Sweetened with sugar, the half-solidified sour cream was delicious.
“Have you enjoyed knowing M. Carrère?” Eugène asked.
Harold said that M. Carrère seemed to be a very kind man.
“He’s also very rich,” Eugène said. “Everything he touches turns into more money, more gilt-edged stock certificates. He is a problem to the Bank of France. Toinette has a special tone of voice in speaking of him—have you noticed? Where does she place him, I wonder? On some secondary level. Not with Périclès, or Beethoven. Not with Louis XIV. With Saint-Simon, perhaps … In the past year I have learned how to interpret the public face. It has been very useful. The public face is much more ponderous and explicit than the private face and it asks only one question: ‘What is it you want?’ And whatever you want is unfortunately just the thing it isn’t convenient for you to be given.… Do you get on well with your parents, Harold?”
He listened attentively to Alix’s translation of the answer to this question and then said: “My father is very conservative. He has never in his whole life gone to the polls and voted.”
“Why not?” Barbara asked.
“His not voting is an act of protest against the Revolution.”
“You don’t mean the Revolution of 1789?”
“Yes. He does not approve of it.”
Tears of amusement ran down Harold’s cheeks and he reached for his handkerchief and wiped them away.
“What does your father do?” Barbara asked.
“He collects porcelain. That’s all he has done his whole life.”

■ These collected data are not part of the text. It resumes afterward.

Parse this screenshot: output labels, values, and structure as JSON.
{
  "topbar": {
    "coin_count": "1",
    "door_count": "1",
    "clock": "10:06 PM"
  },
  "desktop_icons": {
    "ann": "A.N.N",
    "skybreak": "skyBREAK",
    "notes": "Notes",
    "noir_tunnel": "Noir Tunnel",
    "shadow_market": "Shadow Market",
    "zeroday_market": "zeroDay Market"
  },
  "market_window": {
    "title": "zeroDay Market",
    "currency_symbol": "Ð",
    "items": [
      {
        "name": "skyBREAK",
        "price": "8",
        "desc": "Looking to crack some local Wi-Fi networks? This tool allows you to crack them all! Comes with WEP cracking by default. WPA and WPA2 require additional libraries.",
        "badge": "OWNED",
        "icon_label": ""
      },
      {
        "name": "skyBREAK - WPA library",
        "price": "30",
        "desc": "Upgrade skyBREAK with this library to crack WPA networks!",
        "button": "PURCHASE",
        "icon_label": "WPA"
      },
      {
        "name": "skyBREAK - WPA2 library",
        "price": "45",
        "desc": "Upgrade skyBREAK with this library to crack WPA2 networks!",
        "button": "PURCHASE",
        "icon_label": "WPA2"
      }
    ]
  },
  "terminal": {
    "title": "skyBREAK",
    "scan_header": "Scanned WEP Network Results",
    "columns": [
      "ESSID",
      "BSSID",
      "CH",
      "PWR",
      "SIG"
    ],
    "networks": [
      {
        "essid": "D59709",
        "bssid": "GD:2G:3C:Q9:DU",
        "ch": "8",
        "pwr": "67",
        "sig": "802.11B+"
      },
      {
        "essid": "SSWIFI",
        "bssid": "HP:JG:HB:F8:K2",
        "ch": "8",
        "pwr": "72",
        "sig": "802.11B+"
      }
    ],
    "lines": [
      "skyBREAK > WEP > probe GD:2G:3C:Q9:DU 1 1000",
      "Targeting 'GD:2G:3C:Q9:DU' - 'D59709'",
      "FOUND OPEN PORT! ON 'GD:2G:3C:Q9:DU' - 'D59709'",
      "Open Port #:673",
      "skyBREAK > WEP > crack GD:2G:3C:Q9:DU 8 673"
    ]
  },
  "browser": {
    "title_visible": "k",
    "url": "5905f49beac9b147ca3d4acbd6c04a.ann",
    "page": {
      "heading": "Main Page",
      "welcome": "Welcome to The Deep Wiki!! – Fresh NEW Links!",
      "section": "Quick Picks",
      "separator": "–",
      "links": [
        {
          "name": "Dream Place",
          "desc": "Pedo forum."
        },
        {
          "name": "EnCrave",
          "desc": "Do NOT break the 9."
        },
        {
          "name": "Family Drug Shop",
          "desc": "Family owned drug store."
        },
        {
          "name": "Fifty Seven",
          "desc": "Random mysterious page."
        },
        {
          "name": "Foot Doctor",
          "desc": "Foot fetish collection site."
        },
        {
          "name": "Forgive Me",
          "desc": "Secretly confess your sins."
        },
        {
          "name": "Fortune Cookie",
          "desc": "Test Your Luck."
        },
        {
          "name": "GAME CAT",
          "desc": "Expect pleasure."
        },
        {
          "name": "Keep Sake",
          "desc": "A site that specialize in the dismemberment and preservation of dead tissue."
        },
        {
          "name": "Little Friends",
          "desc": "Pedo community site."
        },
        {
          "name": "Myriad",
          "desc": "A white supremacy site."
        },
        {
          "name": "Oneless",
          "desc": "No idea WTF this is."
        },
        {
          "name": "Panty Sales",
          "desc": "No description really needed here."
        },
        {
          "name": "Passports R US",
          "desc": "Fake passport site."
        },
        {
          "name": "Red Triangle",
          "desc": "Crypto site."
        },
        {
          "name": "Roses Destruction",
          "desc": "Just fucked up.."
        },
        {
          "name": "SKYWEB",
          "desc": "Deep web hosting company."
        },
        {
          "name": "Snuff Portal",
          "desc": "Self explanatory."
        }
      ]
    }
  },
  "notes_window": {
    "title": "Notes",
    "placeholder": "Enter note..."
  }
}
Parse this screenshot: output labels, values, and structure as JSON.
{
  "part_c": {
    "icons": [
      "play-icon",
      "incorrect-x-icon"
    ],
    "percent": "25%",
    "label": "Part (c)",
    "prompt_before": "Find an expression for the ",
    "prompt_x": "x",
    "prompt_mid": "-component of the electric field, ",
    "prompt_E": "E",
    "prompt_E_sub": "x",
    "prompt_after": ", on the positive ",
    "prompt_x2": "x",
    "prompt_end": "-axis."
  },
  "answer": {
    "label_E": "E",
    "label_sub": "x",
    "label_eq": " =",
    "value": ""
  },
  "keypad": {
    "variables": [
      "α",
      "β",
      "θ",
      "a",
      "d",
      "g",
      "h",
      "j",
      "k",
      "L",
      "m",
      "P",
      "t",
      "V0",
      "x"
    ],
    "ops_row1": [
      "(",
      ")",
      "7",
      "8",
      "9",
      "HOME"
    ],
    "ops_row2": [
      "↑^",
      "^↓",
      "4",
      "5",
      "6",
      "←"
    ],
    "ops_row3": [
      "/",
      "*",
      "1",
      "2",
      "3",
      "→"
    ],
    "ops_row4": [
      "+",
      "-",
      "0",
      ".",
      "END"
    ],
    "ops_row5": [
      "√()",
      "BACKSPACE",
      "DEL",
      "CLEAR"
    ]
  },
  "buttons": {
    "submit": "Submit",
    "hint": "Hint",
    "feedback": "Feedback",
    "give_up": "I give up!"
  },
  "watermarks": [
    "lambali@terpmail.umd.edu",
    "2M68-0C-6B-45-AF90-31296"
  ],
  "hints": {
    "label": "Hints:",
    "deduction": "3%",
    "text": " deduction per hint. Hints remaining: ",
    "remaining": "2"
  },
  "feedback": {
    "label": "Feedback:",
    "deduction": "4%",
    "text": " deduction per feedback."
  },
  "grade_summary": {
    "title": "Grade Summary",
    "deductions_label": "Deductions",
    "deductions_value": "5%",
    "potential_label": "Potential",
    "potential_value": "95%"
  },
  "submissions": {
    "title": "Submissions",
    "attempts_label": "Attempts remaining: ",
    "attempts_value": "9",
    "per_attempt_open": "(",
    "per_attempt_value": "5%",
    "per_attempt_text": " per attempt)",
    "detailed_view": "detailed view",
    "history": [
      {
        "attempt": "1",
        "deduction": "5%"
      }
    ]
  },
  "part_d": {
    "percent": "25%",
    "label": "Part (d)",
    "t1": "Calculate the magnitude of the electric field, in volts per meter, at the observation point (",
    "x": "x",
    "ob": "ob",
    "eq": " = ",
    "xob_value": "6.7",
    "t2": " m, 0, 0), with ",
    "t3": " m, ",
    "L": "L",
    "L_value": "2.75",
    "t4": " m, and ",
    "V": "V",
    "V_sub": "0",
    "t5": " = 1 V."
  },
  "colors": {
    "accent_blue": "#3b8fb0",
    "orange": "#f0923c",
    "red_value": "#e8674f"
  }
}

In a moment Harold had to get his handkerchief out again as Eugène launched forth on the official and unofficial behavior of his superior, the Minister of Planning and External Affairs.
At one o’clock the Americans stood up to go, and, still talking, Eugène and Alix accompanied them down the upstairs hall until they were in their own part of the house. Whispering and tittering like naughty children, they said good night. Was Mme Viénot awake, Harold wondered. Could she hear them? Did she disapprove of such goings on?
Eugène said that he had one last question to ask.
“Don’t,” Alix whispered.
“Why not? Why shouldn’t I ask them?… Is there a double bed in your room?”
Harold shook his head.
“I knew it!” Eugène said. “I told Alix that there wouldn’t be. Don’t you find it strange—don’t you think it is extraordinary that all the double beds in the house are occupied by single women?”